Hai, Guys ... maaf telat up. bismillah hari ini crazy up semua novel author 🌹🌹
yuk follow akun Instagram author Balqis7850 dan follow akun profil author di NT juga.
...Yuk semangat ikutan giveaway nya 💋💋 biar dapat THR nanti pas lebaran 💋🌹Kalau rame yang ikutan, lain kali bakal author adakan giveaway barang, berupa mukena, tas cantik, sepatu dll....
*
*
Seminggu kemudian, setelah kepergian Rina, Syila dirawat oleh David, pria itu memasukkan Syila ke dalam kartu keluarganya. Awalnya Naima dan Jack Lee menolak kehadiran Syila, namun setelah tahu bagaimana kehidupan Rina dan orang tua Rina yang tak menginginkan Syila membuat mereka menerima Syila sebagai cucu angkat mereka.
Hubungan Zayyan dan Riska terasa hambar, karena Zayyan berubah menjadi lebih pendiam, terkadang pria itu melamun dalam waktu yang lama.
Tugasnya setiap hari hanya kerja, ibadah dan melamun. Riska sudah berusaha menghibur Zayyan, namun tak membuat sang suami kembali ceria.
Kepergian Rina membuat Zayyan terpukul.
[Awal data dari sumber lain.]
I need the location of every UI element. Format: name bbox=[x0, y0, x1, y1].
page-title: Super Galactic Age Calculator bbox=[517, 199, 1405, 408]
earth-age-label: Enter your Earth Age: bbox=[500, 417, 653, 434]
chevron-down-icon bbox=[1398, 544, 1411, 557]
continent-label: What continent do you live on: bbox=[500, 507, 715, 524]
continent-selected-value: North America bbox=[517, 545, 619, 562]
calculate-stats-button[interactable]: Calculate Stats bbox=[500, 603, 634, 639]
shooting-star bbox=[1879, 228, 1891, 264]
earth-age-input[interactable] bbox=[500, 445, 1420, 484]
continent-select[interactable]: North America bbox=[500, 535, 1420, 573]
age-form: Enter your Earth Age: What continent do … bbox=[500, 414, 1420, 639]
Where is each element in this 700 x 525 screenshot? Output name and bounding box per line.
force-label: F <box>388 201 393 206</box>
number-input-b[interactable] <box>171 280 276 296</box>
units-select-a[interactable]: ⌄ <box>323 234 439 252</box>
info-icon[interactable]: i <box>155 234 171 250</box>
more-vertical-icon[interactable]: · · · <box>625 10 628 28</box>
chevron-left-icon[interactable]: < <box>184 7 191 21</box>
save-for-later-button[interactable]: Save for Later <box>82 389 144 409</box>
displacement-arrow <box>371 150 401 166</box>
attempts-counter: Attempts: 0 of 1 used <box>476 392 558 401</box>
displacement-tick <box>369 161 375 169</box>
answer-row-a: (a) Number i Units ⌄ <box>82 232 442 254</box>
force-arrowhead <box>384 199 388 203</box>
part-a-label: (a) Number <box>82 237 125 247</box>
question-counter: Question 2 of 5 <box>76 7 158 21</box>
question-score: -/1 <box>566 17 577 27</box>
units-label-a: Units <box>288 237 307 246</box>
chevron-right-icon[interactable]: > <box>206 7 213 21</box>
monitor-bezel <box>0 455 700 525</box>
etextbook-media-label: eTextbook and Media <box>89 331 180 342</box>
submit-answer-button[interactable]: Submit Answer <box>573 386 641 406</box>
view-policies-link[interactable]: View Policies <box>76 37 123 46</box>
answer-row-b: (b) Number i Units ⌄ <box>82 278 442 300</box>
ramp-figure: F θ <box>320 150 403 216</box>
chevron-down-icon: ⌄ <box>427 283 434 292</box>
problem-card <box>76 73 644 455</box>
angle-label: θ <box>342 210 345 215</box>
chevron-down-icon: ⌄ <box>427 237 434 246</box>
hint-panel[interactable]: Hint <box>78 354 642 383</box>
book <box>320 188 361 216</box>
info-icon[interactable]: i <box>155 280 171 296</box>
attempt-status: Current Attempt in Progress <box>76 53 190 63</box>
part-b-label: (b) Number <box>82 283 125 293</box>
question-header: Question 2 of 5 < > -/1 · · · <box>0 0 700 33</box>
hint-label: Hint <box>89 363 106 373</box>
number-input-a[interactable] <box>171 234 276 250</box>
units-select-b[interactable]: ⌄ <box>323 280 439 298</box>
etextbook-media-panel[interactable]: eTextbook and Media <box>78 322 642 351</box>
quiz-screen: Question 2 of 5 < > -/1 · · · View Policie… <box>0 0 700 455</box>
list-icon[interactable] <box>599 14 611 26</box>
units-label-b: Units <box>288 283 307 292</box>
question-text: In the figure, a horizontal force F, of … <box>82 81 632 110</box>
Apalagi setelah tahu Kevin juga tiada.
"Mas, makan dulu yuk. Aku sudah masak gulai kambing dan nasinya masih hangat. Enak kalau kita makan sekarang!" ajak Riska lembut seraya mengusap punggung suaminya yang sedang duduk tegak menatap layar laptop.
"Aku sibuk, Ris. Bentar lagi ya … kamu kalau lapar makan saja duluan!" Zayyan berkata datar tanpa menoleh ke arah Riska.
Mata Riska berkaca-kaca melihat sang suami tak menghiraukan nya. Padahal Riska sudah bersusah-susah tidak tidur siang untuk memasak gulai kambing yang tentunya menghabiskan banyak waktu.
Dia ingin makan malam bersama sang suami. Riska ingin seperti awal menikah, dia rindu Zayyan yang romantis dan manis.
Selama seminggu dia sering kali diabaikan oleh Zayyan. Pria itu bahkan tidak meminta haknya sama sekali, Zayyan seperti hidup sendiri di rumah mewah mereka.
Ya, keduanya telah pindah ke rumah mewah yang dibeli Zayyan untuk Riska.
"Sudah seminggu, Mas," ujar Riska dengan suara serak.
Tangannya terkepal erat. Dia tidak suka dengan sikap Zayyan seperti ini. Gadis itu sadar kalau sang suami merasa kehilangan, namun kehidupan terus berjalan selama nyawa masih bersatu dengan raga.
"Sudah seminggu Mbak Rina meninggal, tapi kamu masih belum move on. Tiap hari kerjamu cuma sholat lima waktu, kerja terus-terusan. Bahkan, pulang ke rumah juga untuk kerja?! Setiap malam aku tunggu kamu pulang sampai aku ketiduran di sofa, terus saat kamu pulang, hanya sebentar saja, karena kamu sudah pergi saat aku bangun tidur?!"
Riska meninggikan suaranya. Dia sudah sangat muak dengan sikap Zayyan yang tak memperdulikannya sama sekali selama seminggu ini.
Setiap kali dia ingin berbicara dengan Zayyan, pria itu selalu berkilah dengan mengatakan dirinya sedang sibuk.
Mereka tidak punya waktu untuk mengobrol bersama. Rasanya kesal sekali mengingat hal itu.
Zayyan tersentak mendengar teriakan Riska. Pria itu bangkit berdiri melihat wajah Riska memerah, mata gadis itu berkaca-kaca menjelaskan bahwa kondisi hatinya sedang tak baik-baik saja.
"Sayang … bukan begitu." Zayyan ingin menyentuh Riska, namun gadis itu memundurkan langkahnya.
Dia sudah sangat kecewa pada Zayyan. Kesabarannya yang setipis tisu sudah basah dan hampir koyak.
Saatnya meluapkan segala amarah terpendam Riska.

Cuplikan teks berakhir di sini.